Allows the company to increase their reach points with their customers Allows the company to be visible by new clientele
Old system would lose attention
The company has expanded extremely quickly, hasn’t updated its point of sale strategies, and allows the costs to fluctuate on them making doing business extremely harsh. Therefore, we recommend that they focus on consolidating growth that was mentioned in the first alternative, while also capping the fuel costs and using third parties to sell tickets. This will increase the number of ways customers can purchase their seats and always increase the company’s overall reach. Capping the fuel prices will allow for the company to estimate their costs ahead of time and not have to be victims of the market. JetBlue has a core competency in the offerings they give to their employees, but for JetBlue to be able to turn this into a competitive advantage their employees need to be knowledgeable and therefore more useful to the organization. Therefore, JetBlue should also implement cross functional teams to build this knowledge and culture. Plan of Action

Based on the recommendation above JetBlue should look at the current prices for fuel and forecast the future prices. From that they can come up with a reasonable set price that they are going to pay for the year or years to come. Once they know this cost they can better determine their overall costs. The company should also begin talks immediately with third party websites. JetBlue should then test out selling different kinds of flights on
these services and see which are more successful. Once the test has ended they should analyze the results, if the results are positive JetBlue should continue the partnership with the third party websites. Finally, JetBlue should focus on training their employees. This can be done in house or with a third party team that trains employees to become more knowledgeable. First, a plan should be set in place determining what kind of knowledge each position should require.

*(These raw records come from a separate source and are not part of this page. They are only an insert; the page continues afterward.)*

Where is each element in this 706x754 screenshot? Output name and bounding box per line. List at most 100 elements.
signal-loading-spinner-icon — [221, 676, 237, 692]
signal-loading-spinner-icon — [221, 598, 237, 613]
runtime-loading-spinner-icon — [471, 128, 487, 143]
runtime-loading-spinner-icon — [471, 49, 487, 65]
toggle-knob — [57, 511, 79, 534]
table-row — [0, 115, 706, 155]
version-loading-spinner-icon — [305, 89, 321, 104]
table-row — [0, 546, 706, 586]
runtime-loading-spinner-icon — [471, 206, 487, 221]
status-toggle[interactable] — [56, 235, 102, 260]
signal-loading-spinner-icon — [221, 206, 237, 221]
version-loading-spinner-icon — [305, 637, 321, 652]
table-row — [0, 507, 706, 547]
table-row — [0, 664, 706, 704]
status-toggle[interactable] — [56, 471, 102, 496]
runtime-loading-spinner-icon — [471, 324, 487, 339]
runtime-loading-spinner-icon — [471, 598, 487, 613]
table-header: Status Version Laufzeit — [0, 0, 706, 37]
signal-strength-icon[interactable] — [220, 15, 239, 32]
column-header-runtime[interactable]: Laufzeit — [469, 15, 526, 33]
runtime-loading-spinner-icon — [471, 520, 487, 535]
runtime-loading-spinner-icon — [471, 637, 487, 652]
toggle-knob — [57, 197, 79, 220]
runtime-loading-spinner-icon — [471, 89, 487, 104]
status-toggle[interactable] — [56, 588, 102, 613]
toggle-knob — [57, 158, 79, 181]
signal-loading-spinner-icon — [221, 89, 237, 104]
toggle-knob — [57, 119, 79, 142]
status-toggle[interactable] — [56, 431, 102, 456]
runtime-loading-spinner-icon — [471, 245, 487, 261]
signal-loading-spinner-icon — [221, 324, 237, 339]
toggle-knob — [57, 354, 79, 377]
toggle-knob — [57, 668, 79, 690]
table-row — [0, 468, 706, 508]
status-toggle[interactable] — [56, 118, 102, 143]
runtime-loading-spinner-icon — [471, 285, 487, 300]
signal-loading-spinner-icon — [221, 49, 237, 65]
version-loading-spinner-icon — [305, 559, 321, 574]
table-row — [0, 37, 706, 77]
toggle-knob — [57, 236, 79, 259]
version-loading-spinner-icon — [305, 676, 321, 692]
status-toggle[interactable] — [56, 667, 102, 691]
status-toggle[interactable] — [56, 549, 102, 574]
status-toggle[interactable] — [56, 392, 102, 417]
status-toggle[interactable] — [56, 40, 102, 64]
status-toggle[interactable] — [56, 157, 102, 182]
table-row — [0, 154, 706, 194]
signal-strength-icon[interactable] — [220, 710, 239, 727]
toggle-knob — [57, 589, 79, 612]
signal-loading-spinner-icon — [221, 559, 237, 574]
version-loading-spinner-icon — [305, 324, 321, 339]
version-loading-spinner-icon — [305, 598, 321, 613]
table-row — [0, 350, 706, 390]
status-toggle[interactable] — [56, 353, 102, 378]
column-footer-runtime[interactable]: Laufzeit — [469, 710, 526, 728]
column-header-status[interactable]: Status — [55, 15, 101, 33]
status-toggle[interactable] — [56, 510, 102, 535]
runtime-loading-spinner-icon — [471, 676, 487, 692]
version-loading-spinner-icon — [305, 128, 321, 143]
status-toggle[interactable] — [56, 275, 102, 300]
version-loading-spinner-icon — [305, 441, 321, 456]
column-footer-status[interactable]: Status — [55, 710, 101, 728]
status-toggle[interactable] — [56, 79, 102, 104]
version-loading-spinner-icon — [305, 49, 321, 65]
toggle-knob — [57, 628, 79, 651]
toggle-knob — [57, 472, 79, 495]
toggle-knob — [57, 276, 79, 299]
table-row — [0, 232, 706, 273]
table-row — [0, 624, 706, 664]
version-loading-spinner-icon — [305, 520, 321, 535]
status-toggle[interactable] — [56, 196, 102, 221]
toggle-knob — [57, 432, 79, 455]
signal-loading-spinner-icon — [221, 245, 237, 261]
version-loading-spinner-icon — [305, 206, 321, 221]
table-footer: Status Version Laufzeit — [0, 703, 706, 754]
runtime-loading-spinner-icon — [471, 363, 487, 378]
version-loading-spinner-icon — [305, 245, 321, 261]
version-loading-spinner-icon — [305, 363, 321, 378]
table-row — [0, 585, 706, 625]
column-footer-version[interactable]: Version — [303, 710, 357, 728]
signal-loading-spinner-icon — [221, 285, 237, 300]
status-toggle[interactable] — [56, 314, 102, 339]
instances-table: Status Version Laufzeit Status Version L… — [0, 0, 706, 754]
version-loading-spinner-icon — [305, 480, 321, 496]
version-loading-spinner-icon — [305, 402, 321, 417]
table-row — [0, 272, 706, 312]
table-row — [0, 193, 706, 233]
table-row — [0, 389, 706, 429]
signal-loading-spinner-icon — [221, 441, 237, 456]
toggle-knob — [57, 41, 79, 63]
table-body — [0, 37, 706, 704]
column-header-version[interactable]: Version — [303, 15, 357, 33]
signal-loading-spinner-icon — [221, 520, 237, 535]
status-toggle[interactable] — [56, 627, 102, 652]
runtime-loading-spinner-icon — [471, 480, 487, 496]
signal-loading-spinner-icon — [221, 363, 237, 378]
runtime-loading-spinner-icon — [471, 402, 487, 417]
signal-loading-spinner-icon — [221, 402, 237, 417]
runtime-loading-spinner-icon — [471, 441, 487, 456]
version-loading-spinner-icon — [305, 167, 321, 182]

Should a flight attendant also know about the local culture of the place the flight is going to? Should the baggage check employees know where the washrooms are in the Airport? These are questions that need to be addressed. Once each positions requirement has been determined they can then communicate the goals to the employees. Communication is key. It is what will drive the business forward. Building relationships with the employees will trickle down to the customer and to other third parties. It will better our reputation and as the case explains with “The Valentine’s Day Ice Storm at JFK” scenario, reputation is everything in this business.

– Hitt, Ireland, Hoskisson, Rowe, Sheppard. Strategic Management: Competitiveness and Globalization Concepts. Nelson Education, 2009. – Rovenpor, Michel. JetBlue Airways: A Cadre of New Managers Takes Control. Manhattan College, 2008.